Un tournoi né dans l’effervescence des artères de Ouenzé
Au cœur du cinquième arrondissement, là où le ciment des cours d’école côtoie l’animation des marchés, le tournoi Ouenzé Lisanga a vu le jour il y a quinze ans sous l’impulsion d’éducateurs passionnés. Leur idée initiale était simple : offrir à la jeunesse un cadre sécurisé pour exprimer son amour du ballon rond et, par la même occasion, canaliser une énergie débordante durant la longue trêve des grandes vacances. L’événement, d’abord modeste, est désormais attendu comme un rituel estival dont la réputation franchit largement les limites du quartier.

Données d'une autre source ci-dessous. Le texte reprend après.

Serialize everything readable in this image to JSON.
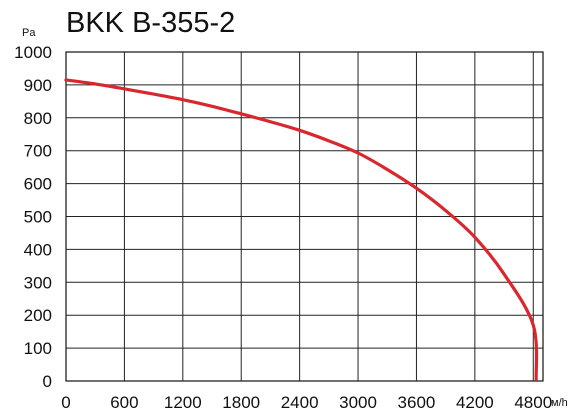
{
  "chart_data": {
    "type": "line",
    "title": "BKK B-355-2",
    "xlabel": "м/h",
    "ylabel": "Pa",
    "xlim": [
      0,
      4900
    ],
    "ylim": [
      0,
      1000
    ],
    "x_ticks": [
      0,
      600,
      1200,
      1800,
      2400,
      3000,
      3600,
      4200,
      4800
    ],
    "y_ticks": [
      0,
      100,
      200,
      300,
      400,
      500,
      600,
      700,
      800,
      900,
      1000
    ],
    "grid": true,
    "series": [
      {
        "color": "#d9272e",
        "x": [
          0,
          300,
          600,
          900,
          1200,
          1500,
          1800,
          2100,
          2400,
          2700,
          3000,
          3300,
          3600,
          3900,
          4200,
          4500,
          4800,
          4830
        ],
        "y": [
          915,
          903,
          888,
          872,
          855,
          835,
          812,
          788,
          762,
          730,
          693,
          643,
          586,
          518,
          437,
          325,
          170,
          5
        ]
      }
    ]
  }
}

Une quinzième édition aux ambitions élargies
Le 20 juillet, sur la pelouse verdoyante du lycée technique 5 février 1979, le député de la première circonscription de Ouenzé, Juste Désiré Mondélé, a donné le coup d’envoi officiel de la compétition. Seize formations issues des dix quartiers de l’arrondissement se livreront bataille pendant trois semaines réparties sur trois sites distincts. En marge du protocole de lancement, l’élu a remis des jeux de maillots, des ballons et du matériel d’entraînement, rappelant qu’« en réalité, c’est la jeunesse de Ouenzé, la jeunesse de Brazzaville qui va gagner ».
La synergie intergénérationnelle comme fil rouge
Depuis l’origine, les organisateurs veillent à associer anciens et nouveaux visages du football local. Ce dialogue entre époques confère à Ouenzé Lisanga une dimension patrimoniale qu’illustrent la présence, en tribune, d’icônes telles qu’Ange Ngapi ou Franchel Ibara. Ces vétérans, pour qui le stade n’a jamais cessé d’être une seconde maison, offrent aux participants « un miroir inspirant », explique l’entraîneur Joseph Koumba, convaincu que la transmission des valeurs de rigueur et d’humilité reste la plus sûre école de formation.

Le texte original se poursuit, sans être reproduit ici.